Journeys through the mist

Gallup’s first world poll

I get the Schwartz Report emailed to me daily and always find it interesting and enlightening, but the one that arrived tonight covers only one news story: The first ever World Poll by Gallup.

Gallup has committed to conducting the World Poll for 100 years and I think you will find quite a bit of what is revealed in this article to be quite interesting. I know I did.

If you read only one thing today, this should be it.


  1. You know, E.F. Schumacher, the author of “Small is Beautiful” and “A Guide for the Perplexed,” used to say that it was amazing how much theory we could dispense with when we set out to do some real work.

    Similarly, this poll shows how much light can be shed by people setting out to find out, first, what really IS, as opposed to what people assume.

    “What do the world’s people actually think? What do they actually want? What actually is the sine que non for progress?”

    “Who knows?”

    “Well — why not ask them?”

    How simple an idea (though complicated to do), and how profound an initial result! Thanks, Rich, for calling this to our attention.

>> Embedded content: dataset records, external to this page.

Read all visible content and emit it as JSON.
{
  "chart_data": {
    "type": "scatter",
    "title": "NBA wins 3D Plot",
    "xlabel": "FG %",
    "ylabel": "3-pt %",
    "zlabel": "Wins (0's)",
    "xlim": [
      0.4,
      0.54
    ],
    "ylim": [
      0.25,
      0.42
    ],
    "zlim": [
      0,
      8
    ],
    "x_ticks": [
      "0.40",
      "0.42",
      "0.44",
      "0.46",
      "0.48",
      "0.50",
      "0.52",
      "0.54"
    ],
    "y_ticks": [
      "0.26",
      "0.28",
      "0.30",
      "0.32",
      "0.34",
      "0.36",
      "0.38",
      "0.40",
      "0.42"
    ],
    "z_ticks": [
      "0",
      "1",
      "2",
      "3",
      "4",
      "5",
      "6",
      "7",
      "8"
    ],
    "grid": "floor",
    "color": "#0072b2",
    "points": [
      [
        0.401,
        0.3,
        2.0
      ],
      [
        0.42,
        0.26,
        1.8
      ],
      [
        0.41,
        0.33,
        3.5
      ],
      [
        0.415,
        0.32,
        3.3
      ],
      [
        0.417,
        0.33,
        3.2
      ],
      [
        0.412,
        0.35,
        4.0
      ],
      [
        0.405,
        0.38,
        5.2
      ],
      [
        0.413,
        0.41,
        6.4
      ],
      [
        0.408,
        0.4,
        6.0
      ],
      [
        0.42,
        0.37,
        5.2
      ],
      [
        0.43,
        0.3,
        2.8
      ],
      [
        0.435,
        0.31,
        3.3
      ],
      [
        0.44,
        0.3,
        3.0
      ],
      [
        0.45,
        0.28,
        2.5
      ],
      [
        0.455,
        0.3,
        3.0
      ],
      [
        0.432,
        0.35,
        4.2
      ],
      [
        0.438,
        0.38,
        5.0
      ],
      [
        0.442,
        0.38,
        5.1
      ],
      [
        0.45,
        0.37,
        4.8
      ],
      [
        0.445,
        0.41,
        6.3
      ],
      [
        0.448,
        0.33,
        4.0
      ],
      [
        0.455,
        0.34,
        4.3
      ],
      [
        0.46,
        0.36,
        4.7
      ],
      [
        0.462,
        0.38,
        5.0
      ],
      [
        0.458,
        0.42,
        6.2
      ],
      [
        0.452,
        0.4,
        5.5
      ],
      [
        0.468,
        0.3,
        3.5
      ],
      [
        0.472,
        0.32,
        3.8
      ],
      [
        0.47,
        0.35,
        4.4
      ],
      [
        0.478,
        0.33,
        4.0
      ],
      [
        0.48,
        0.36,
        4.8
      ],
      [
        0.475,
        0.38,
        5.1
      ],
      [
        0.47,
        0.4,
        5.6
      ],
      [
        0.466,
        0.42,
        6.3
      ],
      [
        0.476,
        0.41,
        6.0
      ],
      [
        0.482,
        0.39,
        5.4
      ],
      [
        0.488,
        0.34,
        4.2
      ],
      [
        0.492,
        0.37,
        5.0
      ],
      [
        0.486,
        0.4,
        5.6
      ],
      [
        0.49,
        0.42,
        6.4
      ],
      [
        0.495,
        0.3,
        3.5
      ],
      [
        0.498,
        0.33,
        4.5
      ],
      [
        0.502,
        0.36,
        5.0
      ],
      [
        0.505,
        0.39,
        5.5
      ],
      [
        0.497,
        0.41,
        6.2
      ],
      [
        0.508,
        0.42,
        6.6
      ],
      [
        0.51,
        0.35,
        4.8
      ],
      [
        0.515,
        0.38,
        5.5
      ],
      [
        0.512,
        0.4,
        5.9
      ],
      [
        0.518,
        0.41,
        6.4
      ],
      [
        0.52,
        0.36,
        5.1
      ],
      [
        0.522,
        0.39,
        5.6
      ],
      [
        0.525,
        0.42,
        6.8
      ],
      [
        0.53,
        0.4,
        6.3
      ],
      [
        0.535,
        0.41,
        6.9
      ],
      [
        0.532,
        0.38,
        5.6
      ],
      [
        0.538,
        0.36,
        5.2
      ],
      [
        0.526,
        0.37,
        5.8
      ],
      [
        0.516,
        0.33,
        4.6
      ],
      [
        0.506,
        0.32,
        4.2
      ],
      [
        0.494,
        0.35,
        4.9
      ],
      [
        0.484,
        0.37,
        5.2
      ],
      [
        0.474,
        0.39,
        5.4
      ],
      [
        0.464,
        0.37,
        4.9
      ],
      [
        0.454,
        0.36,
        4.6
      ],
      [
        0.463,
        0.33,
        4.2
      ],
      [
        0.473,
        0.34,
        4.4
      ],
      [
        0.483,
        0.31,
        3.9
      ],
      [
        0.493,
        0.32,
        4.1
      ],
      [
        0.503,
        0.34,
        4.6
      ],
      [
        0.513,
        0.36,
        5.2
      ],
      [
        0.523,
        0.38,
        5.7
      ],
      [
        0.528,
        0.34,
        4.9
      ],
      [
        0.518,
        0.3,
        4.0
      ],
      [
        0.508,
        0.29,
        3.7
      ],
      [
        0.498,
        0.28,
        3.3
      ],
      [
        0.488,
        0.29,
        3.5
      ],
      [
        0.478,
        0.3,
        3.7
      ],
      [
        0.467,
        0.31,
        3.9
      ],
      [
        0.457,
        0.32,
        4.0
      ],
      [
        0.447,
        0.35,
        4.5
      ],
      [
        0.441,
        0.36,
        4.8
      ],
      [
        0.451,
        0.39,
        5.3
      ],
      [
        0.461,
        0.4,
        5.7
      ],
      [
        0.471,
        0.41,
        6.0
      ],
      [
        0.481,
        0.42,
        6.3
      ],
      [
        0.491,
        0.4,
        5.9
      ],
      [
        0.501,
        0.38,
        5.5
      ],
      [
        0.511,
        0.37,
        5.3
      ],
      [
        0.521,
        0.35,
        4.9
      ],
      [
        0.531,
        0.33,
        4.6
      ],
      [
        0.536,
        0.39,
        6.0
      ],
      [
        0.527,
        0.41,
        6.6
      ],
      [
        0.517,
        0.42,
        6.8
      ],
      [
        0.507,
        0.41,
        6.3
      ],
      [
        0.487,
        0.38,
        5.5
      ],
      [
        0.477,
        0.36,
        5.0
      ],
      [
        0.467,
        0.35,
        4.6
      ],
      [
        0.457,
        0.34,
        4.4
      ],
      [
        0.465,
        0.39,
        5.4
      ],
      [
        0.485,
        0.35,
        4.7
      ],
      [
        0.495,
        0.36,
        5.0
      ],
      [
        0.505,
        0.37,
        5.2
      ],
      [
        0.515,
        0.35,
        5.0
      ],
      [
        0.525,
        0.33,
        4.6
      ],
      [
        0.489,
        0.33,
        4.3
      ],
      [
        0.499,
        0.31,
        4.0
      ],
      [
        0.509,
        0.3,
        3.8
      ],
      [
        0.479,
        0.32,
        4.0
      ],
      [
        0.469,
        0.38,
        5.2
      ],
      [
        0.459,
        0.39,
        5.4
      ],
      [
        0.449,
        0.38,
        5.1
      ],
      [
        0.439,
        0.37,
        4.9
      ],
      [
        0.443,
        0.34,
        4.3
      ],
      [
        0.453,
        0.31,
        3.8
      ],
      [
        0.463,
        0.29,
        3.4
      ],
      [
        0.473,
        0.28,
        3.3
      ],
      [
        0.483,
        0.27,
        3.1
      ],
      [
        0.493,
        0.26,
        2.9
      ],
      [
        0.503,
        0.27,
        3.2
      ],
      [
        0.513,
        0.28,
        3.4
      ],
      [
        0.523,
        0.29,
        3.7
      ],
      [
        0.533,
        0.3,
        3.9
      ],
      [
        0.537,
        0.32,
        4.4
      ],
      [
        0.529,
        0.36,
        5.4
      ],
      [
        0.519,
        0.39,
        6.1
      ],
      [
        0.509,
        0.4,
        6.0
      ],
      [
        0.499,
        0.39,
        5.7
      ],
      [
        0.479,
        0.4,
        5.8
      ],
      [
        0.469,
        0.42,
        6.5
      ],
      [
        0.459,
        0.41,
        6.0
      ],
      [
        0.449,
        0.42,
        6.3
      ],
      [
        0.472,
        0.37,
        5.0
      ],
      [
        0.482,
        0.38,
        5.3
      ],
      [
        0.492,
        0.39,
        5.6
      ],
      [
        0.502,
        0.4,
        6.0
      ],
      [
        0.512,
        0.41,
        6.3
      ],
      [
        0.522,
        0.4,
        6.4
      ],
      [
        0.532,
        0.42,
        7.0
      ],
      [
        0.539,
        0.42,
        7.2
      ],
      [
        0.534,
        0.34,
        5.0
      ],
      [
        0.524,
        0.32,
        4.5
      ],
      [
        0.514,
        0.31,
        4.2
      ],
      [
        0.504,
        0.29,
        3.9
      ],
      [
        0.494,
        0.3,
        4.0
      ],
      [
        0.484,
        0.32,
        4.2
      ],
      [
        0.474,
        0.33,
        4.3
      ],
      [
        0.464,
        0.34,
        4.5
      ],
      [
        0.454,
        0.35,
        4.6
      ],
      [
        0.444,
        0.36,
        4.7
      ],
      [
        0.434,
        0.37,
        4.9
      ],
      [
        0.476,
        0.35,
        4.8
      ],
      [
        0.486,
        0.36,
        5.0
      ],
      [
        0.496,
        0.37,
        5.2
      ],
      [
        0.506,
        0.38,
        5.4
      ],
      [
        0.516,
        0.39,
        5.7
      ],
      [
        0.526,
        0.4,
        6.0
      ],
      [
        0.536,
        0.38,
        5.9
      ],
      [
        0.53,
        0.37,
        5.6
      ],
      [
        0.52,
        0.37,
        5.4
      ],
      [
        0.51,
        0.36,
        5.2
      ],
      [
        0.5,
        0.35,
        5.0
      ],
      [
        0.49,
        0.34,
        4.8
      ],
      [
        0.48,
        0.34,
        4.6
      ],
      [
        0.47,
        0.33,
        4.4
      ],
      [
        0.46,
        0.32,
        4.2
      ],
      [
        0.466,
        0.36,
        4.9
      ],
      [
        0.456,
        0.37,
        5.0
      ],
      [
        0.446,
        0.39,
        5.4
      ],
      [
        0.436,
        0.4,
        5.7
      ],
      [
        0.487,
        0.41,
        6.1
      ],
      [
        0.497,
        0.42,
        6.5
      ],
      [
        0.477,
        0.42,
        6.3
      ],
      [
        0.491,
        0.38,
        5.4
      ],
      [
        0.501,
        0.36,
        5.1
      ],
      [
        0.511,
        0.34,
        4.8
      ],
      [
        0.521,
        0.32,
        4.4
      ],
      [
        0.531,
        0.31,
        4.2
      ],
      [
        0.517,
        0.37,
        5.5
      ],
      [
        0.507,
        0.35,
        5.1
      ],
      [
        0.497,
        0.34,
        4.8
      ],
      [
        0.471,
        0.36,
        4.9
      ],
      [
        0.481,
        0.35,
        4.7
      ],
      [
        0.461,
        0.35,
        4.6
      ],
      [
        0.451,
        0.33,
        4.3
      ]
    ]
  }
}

  2. Well — why not ask them?

    Radical concept isn’t it?

  3. I think it worth a few clicks to read my friend Frank’s poem he posted on his blog after we had an email exchange about the World Poll this morning.

  4. It’s interesting that my immediate reaction was to remember how logging in the USA is kept going because of “jobs.” It’s like “jobs” is a magic word that allows us to continue to wreak havoc on the environment. Unfortunely the environment doesn’t get to vote in elections.

  5. Well, Mary Ann, they phrase it as “jobs” but it would be better phrased “meaningful work.” That’s what people really want, but sometimes it’s easy to lose sight of the word “meaningful” — especially if you’re trying to feed your family and you feel you have no choice (I’ve been in THAT trap before!) or if in fact you have no idea what meaningful work would be. Schumacher’s Small Is Beautiful pointed out that, invisibly, our economic assumptions rested on metaphysical assumptions, often quite unconscious. So, he asked (rhetorically) what a Buddhist economics would look like. You know, the concept of work as something good, as a meaningful gift to your life and from your life, a way of working out your salvation. If our society were to become conscious enough to realize that people NEED meaningful work to be fully human, pathological perversions of that need (such as clear-cut logging and fishing to extinction) would gradually disappear, i think.

  6. Yes, I think meaningful work is a much better term than “jobs,” and I agree that as society gains awareness, there will be shifts away from things that harm the earth and by association ourselves.